9-When Clients Can’t Pay and Dreams Don’t Wait - Non Touristy Experience

Founder's Story

9-When Clients Can’t Pay and Dreams Don’t Wait

After leaving EY, I spent five more years working at a small accounting firm.
Our clients weren’t listed companies or global conglomerates.
They were local shops and small family-run businesses—most of them struggling just to stay afloat.
Some couldn’t pay their taxes.
Some couldn’t even pay their staff.
Eventually, many stopped paying us—their accountants.
These were not rare cases.
They were the norm.
Despite the long hours and mounting stress, the firm’s only strategy was to chase more clients, more volume—quantity over quality.
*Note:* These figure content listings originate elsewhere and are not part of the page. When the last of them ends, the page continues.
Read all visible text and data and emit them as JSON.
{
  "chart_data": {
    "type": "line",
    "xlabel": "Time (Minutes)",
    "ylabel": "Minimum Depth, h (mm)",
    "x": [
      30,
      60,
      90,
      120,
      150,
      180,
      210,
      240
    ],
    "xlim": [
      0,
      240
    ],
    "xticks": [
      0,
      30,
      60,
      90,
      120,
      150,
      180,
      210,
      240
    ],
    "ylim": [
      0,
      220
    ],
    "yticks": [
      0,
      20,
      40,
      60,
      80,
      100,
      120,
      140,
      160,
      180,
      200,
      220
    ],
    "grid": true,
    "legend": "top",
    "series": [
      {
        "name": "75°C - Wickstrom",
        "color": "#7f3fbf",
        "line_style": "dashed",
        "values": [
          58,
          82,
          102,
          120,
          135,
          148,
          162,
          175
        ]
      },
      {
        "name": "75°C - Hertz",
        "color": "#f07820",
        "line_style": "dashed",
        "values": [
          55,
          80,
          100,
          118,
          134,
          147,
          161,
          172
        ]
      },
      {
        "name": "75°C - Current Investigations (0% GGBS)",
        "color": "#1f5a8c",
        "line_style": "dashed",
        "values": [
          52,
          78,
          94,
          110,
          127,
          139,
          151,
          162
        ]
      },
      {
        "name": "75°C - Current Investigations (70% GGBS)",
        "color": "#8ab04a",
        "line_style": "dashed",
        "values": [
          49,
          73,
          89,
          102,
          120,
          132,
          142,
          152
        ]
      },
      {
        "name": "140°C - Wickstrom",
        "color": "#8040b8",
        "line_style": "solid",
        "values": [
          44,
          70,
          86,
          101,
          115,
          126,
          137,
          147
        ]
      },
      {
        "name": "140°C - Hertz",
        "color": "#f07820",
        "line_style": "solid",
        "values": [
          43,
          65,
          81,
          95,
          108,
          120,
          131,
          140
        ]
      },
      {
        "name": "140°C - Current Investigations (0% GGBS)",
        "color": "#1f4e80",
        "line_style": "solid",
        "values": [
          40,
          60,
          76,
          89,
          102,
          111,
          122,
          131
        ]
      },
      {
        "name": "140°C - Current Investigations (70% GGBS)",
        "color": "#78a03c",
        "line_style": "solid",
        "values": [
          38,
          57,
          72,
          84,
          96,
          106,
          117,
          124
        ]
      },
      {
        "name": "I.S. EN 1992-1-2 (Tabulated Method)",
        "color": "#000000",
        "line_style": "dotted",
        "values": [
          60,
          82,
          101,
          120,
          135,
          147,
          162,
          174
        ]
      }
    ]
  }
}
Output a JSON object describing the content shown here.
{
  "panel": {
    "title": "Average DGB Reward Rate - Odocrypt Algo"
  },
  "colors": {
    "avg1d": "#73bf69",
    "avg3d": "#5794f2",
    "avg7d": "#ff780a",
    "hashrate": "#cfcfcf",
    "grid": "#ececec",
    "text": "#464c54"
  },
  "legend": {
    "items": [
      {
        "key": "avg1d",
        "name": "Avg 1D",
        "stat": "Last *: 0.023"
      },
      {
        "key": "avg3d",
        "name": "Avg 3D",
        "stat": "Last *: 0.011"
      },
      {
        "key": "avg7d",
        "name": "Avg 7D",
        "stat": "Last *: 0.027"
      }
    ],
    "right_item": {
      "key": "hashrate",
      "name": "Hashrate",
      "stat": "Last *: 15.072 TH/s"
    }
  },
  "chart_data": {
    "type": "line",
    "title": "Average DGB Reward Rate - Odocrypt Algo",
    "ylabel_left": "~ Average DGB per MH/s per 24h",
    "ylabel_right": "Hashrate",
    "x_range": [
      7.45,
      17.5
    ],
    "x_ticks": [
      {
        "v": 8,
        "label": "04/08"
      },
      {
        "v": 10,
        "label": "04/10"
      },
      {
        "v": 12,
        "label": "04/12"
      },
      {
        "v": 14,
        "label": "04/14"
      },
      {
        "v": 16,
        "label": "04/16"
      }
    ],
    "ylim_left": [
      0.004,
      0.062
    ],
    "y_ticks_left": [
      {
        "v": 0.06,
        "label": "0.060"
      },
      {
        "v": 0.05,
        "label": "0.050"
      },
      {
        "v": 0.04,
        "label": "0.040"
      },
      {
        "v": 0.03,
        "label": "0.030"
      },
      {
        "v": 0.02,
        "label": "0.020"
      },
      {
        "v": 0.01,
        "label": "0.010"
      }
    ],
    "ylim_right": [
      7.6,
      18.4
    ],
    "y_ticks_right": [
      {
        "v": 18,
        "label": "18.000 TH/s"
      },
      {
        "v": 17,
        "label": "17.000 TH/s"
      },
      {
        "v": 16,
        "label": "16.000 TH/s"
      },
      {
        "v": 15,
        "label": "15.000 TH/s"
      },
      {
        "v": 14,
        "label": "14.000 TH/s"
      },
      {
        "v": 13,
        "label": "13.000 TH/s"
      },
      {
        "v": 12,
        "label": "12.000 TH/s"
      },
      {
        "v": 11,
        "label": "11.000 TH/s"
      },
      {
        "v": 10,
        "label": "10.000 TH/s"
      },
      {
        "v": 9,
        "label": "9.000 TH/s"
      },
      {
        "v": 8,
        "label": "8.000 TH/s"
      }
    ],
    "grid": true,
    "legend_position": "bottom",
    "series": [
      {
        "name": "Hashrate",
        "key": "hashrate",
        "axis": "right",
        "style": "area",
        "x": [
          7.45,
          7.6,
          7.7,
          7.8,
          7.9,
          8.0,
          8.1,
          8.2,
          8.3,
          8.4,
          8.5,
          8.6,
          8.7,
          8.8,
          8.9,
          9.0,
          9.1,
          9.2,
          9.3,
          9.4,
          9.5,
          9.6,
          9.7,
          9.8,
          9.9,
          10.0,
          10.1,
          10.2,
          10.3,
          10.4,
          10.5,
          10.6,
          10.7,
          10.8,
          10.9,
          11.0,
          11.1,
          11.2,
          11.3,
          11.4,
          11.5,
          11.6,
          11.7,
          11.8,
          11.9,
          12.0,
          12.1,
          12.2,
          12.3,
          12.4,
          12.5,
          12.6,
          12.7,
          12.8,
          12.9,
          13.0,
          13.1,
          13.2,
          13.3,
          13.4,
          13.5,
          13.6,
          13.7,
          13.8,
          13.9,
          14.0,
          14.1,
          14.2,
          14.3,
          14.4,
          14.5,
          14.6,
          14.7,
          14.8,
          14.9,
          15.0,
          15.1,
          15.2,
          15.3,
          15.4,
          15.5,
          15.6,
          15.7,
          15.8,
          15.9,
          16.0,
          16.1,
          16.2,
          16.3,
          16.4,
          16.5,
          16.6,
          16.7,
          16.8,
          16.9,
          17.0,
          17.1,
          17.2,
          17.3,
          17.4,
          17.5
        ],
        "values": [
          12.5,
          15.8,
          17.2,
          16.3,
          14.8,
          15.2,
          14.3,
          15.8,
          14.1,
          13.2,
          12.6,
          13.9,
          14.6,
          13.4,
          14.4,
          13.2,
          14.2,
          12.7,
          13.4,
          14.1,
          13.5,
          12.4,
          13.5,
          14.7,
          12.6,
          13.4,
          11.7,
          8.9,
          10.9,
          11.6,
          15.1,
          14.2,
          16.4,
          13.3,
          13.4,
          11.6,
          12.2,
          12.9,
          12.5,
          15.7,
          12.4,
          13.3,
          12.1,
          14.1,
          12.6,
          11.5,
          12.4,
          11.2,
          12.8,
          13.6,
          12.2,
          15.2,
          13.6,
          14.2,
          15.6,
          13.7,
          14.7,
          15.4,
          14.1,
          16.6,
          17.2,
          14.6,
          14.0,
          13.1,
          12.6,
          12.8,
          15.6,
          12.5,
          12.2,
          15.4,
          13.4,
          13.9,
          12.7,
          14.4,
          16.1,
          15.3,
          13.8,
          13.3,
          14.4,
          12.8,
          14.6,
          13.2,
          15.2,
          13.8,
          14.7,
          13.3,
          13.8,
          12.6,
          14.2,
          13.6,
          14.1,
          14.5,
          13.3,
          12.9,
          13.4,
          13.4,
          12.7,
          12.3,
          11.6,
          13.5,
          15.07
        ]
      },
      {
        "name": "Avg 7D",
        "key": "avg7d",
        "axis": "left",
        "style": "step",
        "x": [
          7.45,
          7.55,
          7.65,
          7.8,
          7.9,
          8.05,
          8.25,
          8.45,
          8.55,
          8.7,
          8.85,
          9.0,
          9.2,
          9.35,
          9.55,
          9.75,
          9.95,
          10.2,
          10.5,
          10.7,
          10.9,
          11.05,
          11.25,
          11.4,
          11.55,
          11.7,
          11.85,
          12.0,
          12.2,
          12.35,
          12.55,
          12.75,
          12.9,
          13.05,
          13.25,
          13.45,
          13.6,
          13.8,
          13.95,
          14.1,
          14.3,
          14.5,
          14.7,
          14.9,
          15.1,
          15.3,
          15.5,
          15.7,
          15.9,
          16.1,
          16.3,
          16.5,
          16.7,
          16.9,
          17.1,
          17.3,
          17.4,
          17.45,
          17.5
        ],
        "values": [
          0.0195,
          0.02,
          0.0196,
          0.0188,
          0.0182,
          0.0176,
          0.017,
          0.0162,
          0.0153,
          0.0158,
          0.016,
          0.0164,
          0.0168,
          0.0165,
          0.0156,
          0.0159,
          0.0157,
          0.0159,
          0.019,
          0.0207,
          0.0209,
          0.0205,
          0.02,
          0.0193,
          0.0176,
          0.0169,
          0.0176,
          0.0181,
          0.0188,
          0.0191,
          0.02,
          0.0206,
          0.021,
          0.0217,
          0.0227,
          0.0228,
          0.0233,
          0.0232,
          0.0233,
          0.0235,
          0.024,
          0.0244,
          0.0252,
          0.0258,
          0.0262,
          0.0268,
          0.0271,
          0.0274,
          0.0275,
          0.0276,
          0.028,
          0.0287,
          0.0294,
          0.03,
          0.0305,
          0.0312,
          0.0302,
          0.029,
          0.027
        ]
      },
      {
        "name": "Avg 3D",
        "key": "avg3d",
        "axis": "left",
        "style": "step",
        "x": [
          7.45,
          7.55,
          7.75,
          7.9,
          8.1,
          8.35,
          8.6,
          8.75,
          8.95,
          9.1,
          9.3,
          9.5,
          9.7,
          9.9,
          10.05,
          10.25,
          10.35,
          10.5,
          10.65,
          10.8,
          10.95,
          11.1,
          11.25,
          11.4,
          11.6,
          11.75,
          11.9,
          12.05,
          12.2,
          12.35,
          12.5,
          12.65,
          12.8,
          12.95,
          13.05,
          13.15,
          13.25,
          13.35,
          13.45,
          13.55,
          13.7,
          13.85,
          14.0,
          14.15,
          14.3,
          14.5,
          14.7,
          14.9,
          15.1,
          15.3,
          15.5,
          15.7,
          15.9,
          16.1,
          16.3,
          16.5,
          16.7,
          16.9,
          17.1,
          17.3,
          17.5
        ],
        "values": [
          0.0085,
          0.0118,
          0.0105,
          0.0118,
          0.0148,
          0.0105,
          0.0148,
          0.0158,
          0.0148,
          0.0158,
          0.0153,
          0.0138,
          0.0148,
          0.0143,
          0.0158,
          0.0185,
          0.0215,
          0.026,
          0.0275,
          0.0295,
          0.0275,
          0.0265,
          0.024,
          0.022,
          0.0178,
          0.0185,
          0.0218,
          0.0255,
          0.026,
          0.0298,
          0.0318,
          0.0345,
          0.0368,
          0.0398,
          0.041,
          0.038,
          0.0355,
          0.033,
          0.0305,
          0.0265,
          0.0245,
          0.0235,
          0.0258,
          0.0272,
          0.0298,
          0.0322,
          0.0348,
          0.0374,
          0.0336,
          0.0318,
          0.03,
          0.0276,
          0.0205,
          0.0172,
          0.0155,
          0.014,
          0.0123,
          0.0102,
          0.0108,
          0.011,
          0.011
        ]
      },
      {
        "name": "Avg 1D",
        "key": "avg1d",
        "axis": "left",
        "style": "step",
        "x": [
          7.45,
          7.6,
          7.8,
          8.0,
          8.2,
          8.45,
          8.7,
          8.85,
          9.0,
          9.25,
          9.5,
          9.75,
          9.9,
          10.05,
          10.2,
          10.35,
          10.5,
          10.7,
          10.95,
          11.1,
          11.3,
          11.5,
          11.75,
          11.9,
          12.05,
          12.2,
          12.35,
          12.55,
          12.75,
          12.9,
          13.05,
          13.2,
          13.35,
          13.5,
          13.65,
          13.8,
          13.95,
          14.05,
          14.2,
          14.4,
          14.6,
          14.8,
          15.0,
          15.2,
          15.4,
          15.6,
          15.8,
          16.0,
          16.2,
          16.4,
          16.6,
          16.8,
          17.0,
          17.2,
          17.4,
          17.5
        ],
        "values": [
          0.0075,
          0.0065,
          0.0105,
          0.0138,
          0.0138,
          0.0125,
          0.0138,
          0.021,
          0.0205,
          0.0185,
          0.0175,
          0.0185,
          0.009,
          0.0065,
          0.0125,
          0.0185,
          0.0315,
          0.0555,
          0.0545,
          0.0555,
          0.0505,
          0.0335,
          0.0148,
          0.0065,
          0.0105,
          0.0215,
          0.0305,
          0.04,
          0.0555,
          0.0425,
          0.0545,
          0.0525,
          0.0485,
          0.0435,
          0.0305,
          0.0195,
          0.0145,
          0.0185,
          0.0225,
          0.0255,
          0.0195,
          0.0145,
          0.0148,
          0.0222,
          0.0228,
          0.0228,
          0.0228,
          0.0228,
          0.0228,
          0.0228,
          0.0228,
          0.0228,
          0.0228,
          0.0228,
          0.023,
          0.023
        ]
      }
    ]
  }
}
There was no vision. No care. Just survival.
At the accounting office, I saw what adulthood looked like up close—and it scared me.
One colleague said he only made it home in time to see his child’s sleeping face.
A manager used to mutter that he hadn’t had a real conversation with his wife in over a week.
No one seemed happy. No one had time.
And for the life of me, I couldn’t see a single future I wanted to grow into.
Meanwhile, in the evenings and on weekends, I was guiding travelers through Tokyo’s food scene as a side hustle.
My day job drained me.
But my side gig filled me.
While my weekday clients looked exhausted, the people I met on tours were radiant—honeymooners, food lovers, people celebrating anniversaries or proposals. They were alive. Happy.
And I?
I was burnt out, underpaid, and utterly invisible in the fluorescent glare of office life.